Carros disfrazados con banderas, de cuyo interior salían las cabezas ilusionadas de hinchas verdes, pitos y aplausos se empezaron a sentir desde la noche anterior a la final.
Seis, cinco, cuatro horas faltaban para el juego y la gente ya abandonaba sus trabajos: los más afanados para ir al estadio, los otros para reunirse en uno de los múltiples sitios que la ciudad prestó para sobrevivir a la ilusión.
Mientras el estadio preparaba el tifo y el espectáculo de luces, en los bares y parques de El Poblado, El Lleras, La Motta, la 70, Manrique, El Salvador, Centro y el resto de la ciudad, los ansiosos hinchas empezaban a gastar las uñas, otros enrojecían sus palmas con aplausos y otros desde ya se ponían afónicos.

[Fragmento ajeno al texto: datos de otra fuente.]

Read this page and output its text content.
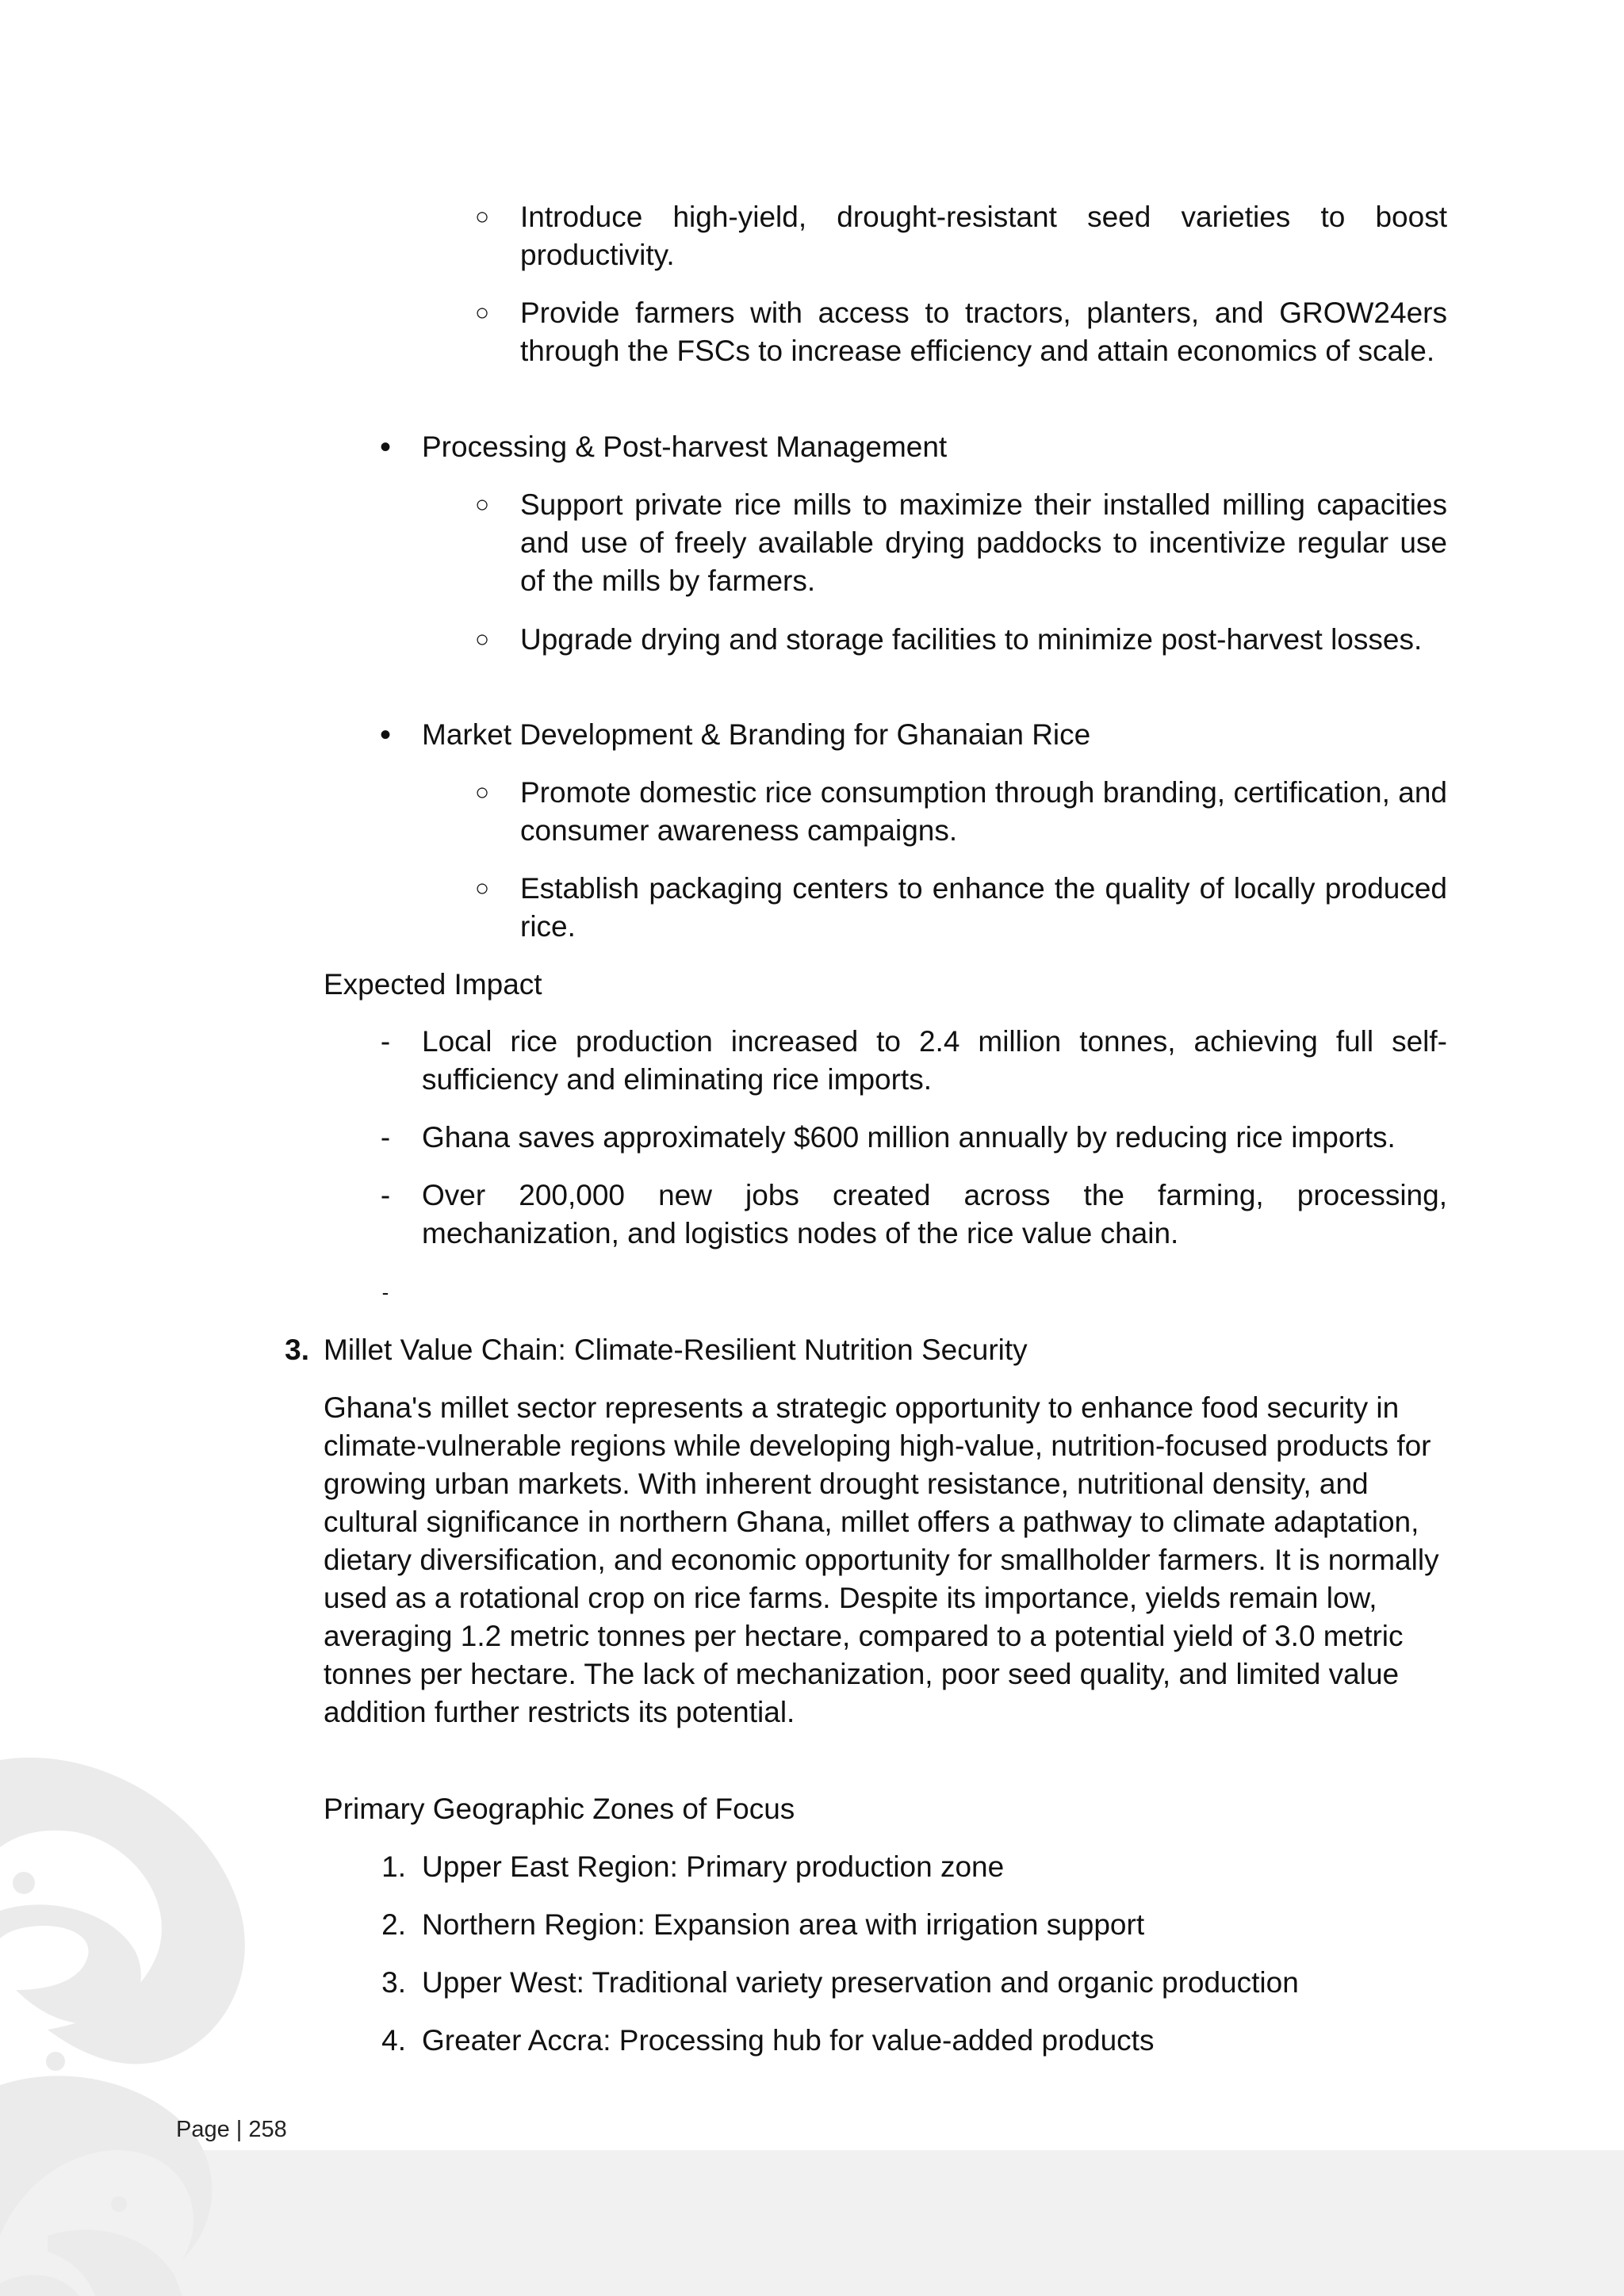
○ Introduce high-yield, drought-resistant seed varieties to boost productivity.
○ Provide farmers with access to tractors, planters, and GROW24ers through the FSCs to increase efficiency and attain economics of scale.
•	Processing & Post-harvest Management
○ Support private rice mills to maximize their installed milling capacities and use of freely available drying paddocks to incentivize regular use of the mills by farmers.
○ Upgrade drying and storage facilities to minimize post-harvest losses.
•	Market Development & Branding for Ghanaian Rice
○ Promote domestic rice consumption through branding, certification, and consumer awareness campaigns.
○ Establish packaging centers to enhance the quality of locally produced rice.
Expected Impact
-	Local rice production increased to 2.4 million tonnes, achieving full self-sufficiency and eliminating rice imports.
-	Ghana saves approximately $600 million annually by reducing rice imports.
-	Over 200,000 new jobs created across the farming, processing, mechanization, and logistics nodes of the rice value chain.
-
3. Millet Value Chain: Climate-Resilient Nutrition Security
Ghana's millet sector represents a strategic opportunity to enhance food security in climate-vulnerable regions while developing high-value, nutrition-focused products for growing urban markets. With inherent drought resistance, nutritional density, and cultural significance in northern Ghana, millet offers a pathway to climate adaptation, dietary diversification, and economic opportunity for smallholder farmers. It is normally used as a rotational crop on rice farms. Despite its importance, yields remain low, averaging 1.2 metric tonnes per hectare, compared to a potential yield of 3.0 metric tonnes per hectare. The lack of mechanization, poor seed quality, and limited value addition further restricts its potential.
Primary Geographic Zones of Focus
1. Upper East Region: Primary production zone
2. Northern Region: Expansion area with irrigation support
3. Upper West: Traditional variety preservation and organic production
4. Greater Accra: Processing hub for value-added products
Page | 258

Fue el gol de Miguel Borja el que desató miles de acciones en 10 segundos: el grito descontrolado, el hombre que regó su vaso de cerveza o su copa de guaro, el que lanzó la pólvora, el que se abrazó con un desconocido, el que se quitó la camiseta...
Y Medellín se tiñó de verde más que nunca. No había cuadra sin camiseta de Nacional. Muchos agarraron a sus vecinos de puro nerviosismo. Y los que prefirieron la “tranquilidad” de su casa sufrían con su familia o se desbocaban demostrando sus sensaciones en las redes sociales.
El conglomerado verde seguía siendo un sinfín de emociones: silencio por el penal no pitado a su rival, sufrimiento cuando la pelota estaba cerca de Armani y maldiciendo cuando Borja o Marlos no lograban enfocar el segundo.
El pitazo de Néstor Pitana sonó, mientras sus largos brazos decretaron el fin de 27 años de espera. Los desconocidos se abrazaron, las medias de güaro y los vasos de cerveza volaron, pero lo importante eran todas esas cosas que pasaban, no por la mente, sino por el corazón de los hinchas que expresaban “¡somos campeones continentales!”.
Medellín ya es continental. Una ciudad que se cubrió de harina, huevos y gente que prendió la Feria de Las Flores. Pero, sobre todo, un manto verde y blanco de júbilo.